Created in 1998 by L'Oréal and UNESCO, For Women in Science is now among the most prestigious programs of its kind. Since its inception, more than 2,250 scientists from over 110 countries have benefited from the program. In addition, national programs have been created in some sixty countries, including L'Oréal Canada For Women in Science in 2003 with the support of the Canadian Commission for UNESCO. Thanks to the program, fellowships have been awarded to nearly 50 exceptional women scientists.
“The 2015 winners of the L’Oréal Canada For Women in Science Program fellowship embody the values of excellence, hard work, and innovation we want to encourage and support, in cooperation with the Canadian Commission for UNESCO,” said Frank Kollmar, President & CEO, L'Oréal Canada. “They are clear proof of the important role of Canadian women scientists, whose exceptional work contributes to the advancement of science and knowledge.”
L’Oréal Canada For Girls in Science Program launch
L’Oréal Canada took advantage of the ceremony to reiterate its commitment to promoting careers in science for women by putting in place a one-of-a-kind program for high school students.
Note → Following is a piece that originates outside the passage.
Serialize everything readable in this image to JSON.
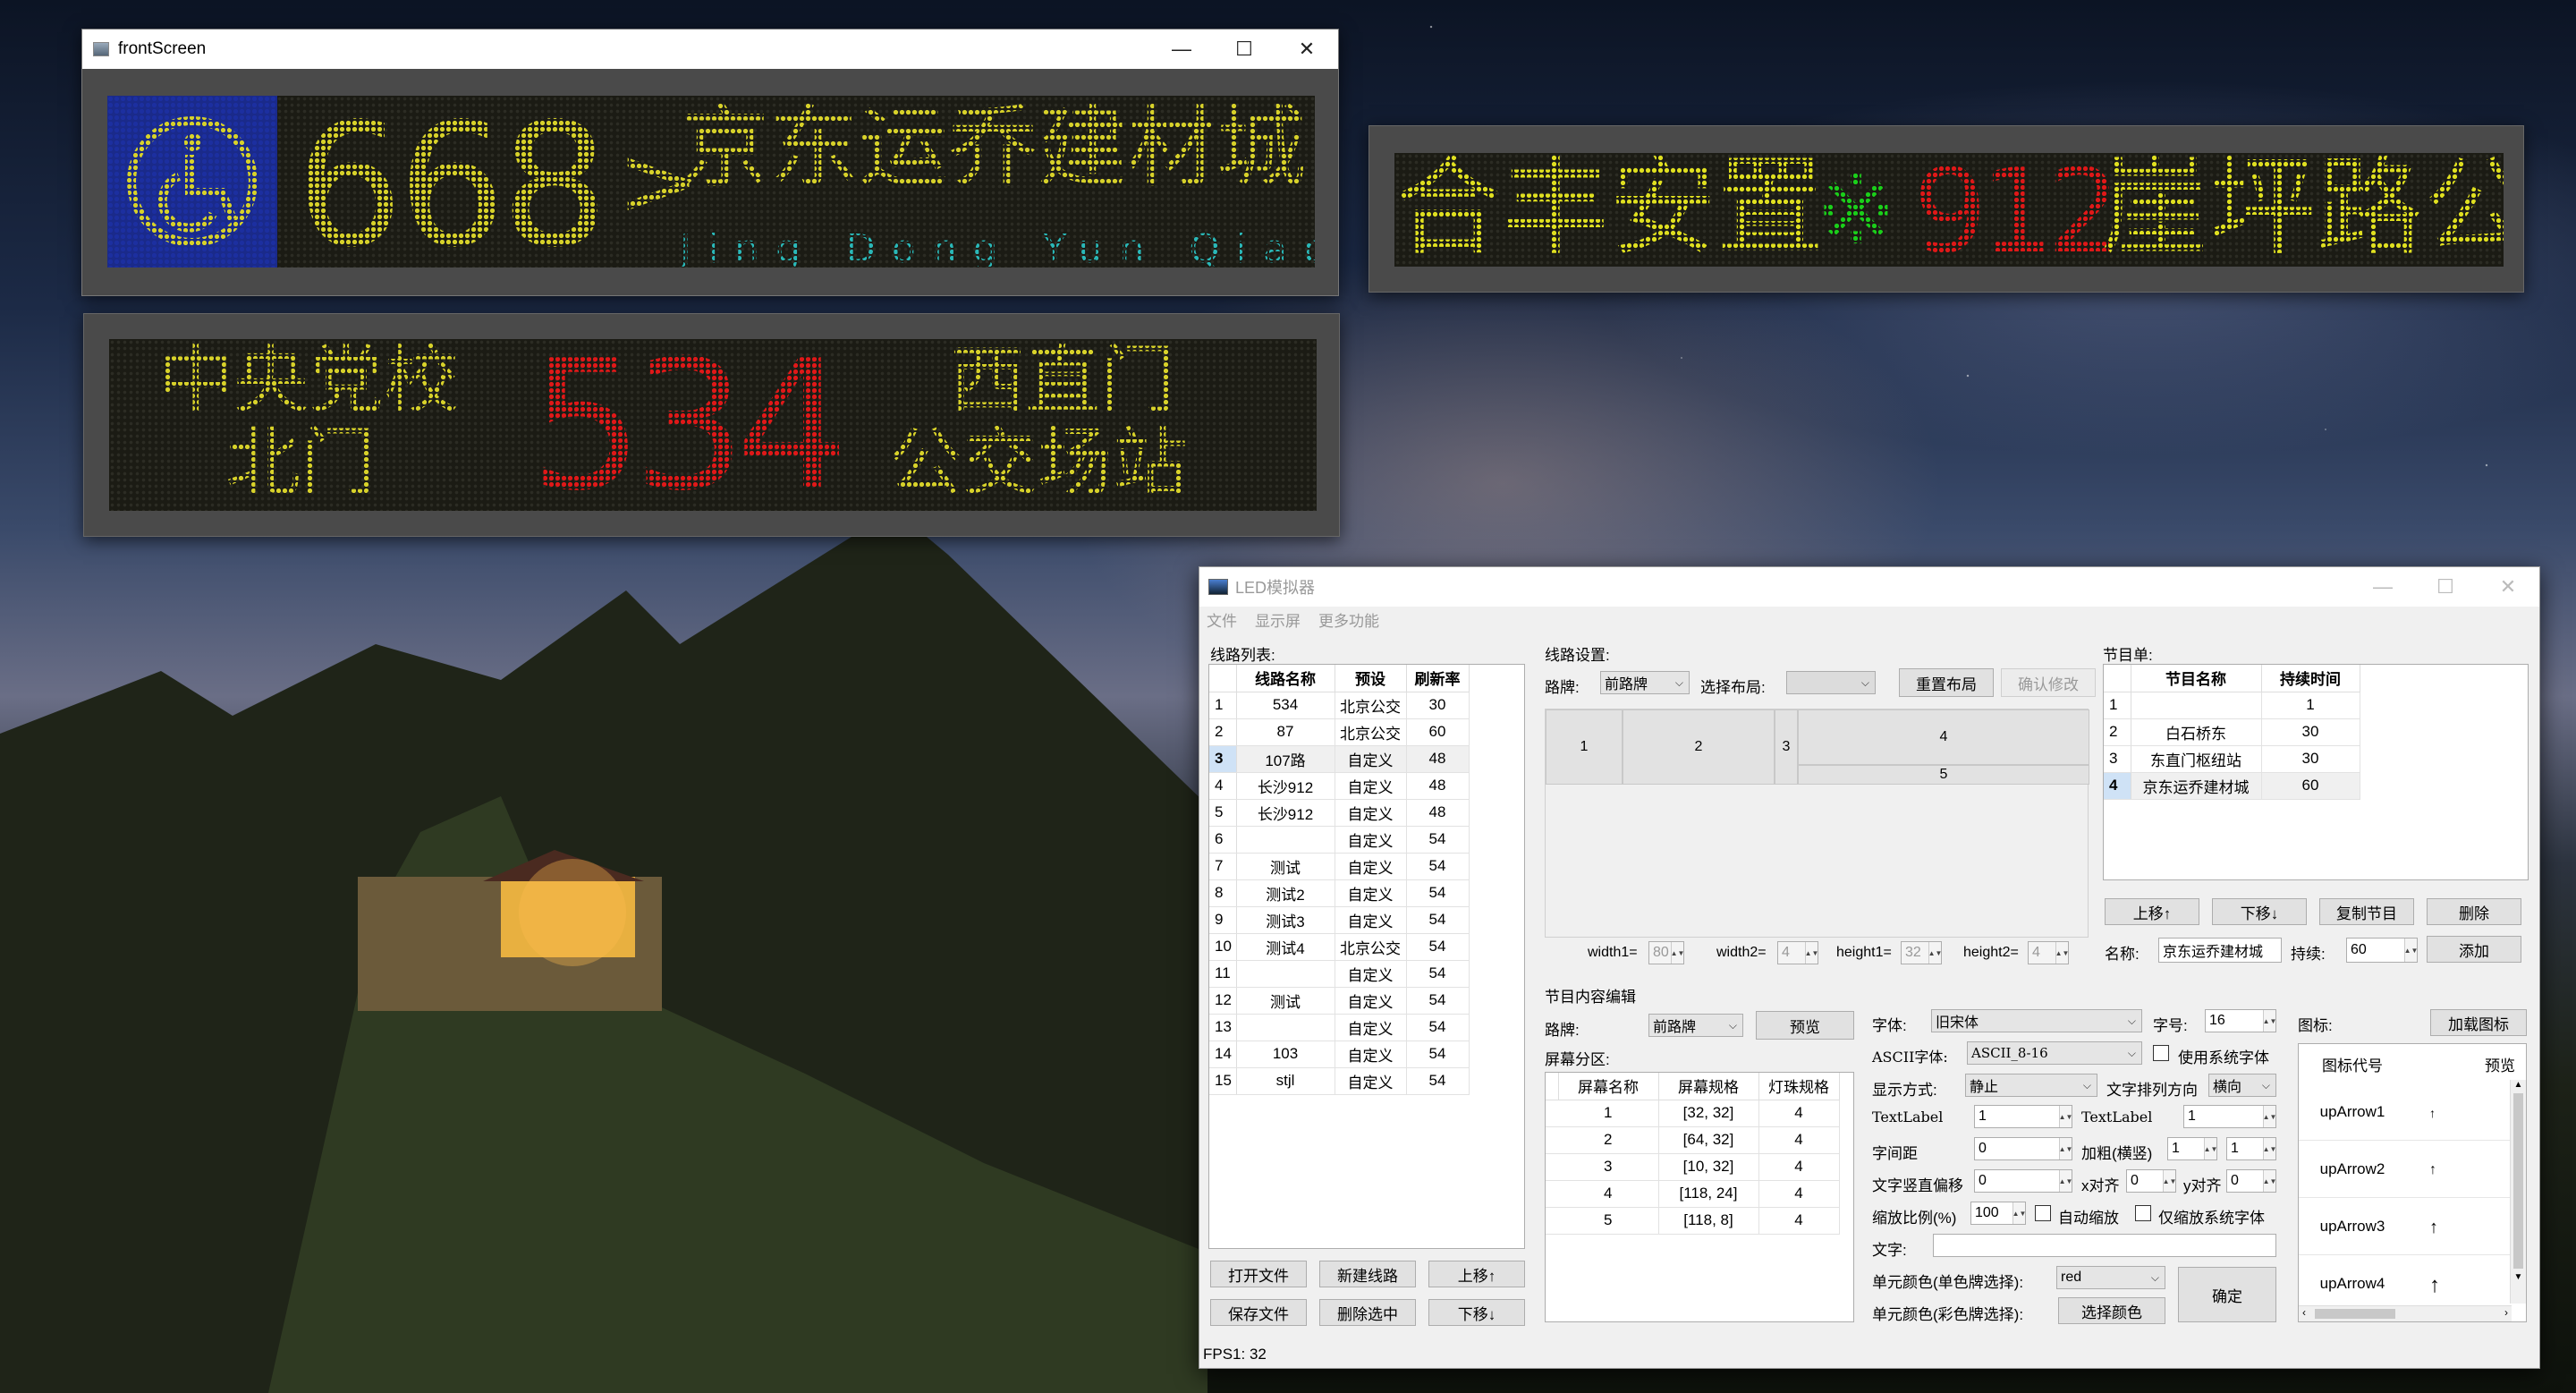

Called L’Oréal Canada For Girls in Science, this joint initiative with the Canadian Commission for UNESCO and Youth Science Canada marks a new level of involvement for the company.
In spring 2016, girls and boys at UNESCO network schools will take part in interactive workshops designed to make careers in science more attractive while breaking down the persistent stereotypes regarding women in the sciences.
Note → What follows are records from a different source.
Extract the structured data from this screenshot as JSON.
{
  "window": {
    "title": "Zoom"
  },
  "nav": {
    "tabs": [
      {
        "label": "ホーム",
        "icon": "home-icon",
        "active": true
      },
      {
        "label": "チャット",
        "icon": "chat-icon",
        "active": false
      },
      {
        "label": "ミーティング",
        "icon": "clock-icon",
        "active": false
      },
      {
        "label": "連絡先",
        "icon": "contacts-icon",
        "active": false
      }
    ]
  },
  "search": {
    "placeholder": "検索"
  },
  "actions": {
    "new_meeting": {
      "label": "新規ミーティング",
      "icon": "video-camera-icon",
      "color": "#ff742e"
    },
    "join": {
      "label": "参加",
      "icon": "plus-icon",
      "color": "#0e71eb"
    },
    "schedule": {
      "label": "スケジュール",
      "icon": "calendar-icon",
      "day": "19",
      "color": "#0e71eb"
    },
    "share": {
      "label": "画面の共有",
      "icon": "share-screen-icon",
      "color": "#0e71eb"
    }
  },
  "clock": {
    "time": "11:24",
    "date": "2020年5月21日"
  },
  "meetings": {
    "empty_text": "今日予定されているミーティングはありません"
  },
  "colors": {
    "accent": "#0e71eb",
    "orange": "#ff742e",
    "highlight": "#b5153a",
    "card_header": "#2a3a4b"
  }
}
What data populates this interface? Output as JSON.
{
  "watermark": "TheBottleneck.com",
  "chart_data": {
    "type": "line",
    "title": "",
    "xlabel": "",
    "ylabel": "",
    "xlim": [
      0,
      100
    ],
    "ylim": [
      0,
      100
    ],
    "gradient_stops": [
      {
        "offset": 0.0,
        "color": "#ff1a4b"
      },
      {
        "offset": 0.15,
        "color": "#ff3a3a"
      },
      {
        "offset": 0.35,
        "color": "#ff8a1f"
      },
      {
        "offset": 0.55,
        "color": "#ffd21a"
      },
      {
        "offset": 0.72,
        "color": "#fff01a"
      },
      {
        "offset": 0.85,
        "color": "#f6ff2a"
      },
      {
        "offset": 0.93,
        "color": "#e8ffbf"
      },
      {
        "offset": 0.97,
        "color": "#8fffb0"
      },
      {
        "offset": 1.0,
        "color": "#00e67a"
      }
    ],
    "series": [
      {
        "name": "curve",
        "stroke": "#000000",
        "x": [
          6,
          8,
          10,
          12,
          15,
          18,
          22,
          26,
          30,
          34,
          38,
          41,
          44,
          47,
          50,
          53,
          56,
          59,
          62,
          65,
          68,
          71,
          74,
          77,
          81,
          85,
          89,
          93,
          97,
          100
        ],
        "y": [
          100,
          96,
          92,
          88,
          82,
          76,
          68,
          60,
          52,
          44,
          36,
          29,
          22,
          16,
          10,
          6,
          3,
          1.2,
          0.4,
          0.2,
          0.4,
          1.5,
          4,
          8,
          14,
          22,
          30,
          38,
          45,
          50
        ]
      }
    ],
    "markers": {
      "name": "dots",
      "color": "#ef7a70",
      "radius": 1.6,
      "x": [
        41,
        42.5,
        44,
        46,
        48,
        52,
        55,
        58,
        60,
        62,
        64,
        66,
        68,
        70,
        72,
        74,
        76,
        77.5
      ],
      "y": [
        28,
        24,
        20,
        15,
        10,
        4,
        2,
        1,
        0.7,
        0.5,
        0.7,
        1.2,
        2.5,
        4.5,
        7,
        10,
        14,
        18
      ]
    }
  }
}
To this end, L’Oréal-UNESCO For Women in Science fellowship winners and women scientists at L’Oréal Canada will participate as mentors.
“It is both a great honor and a great responsibility to be a role model for these teens,” said Katherine Farrajota, Manager, Drug Regulatory Affairs, L’Oréal Canada. “Working in the sciences ourselves, we’re well aware of the need to attract more women to these professions. The L’Oréal Canada For Girls in Science Program is therefore a great opportunity to reach girls right when they’re thinking about their professional future.”
The fellowship winners will take part in creating Web capsules for girls age 15 to 18 to provide information and support them in their decision-making process.
Professor Molly S. Shoichetof the University of Toronto was selected by an independent international jury as one of five global laureates (representing North America) for her work in polymer chemistry.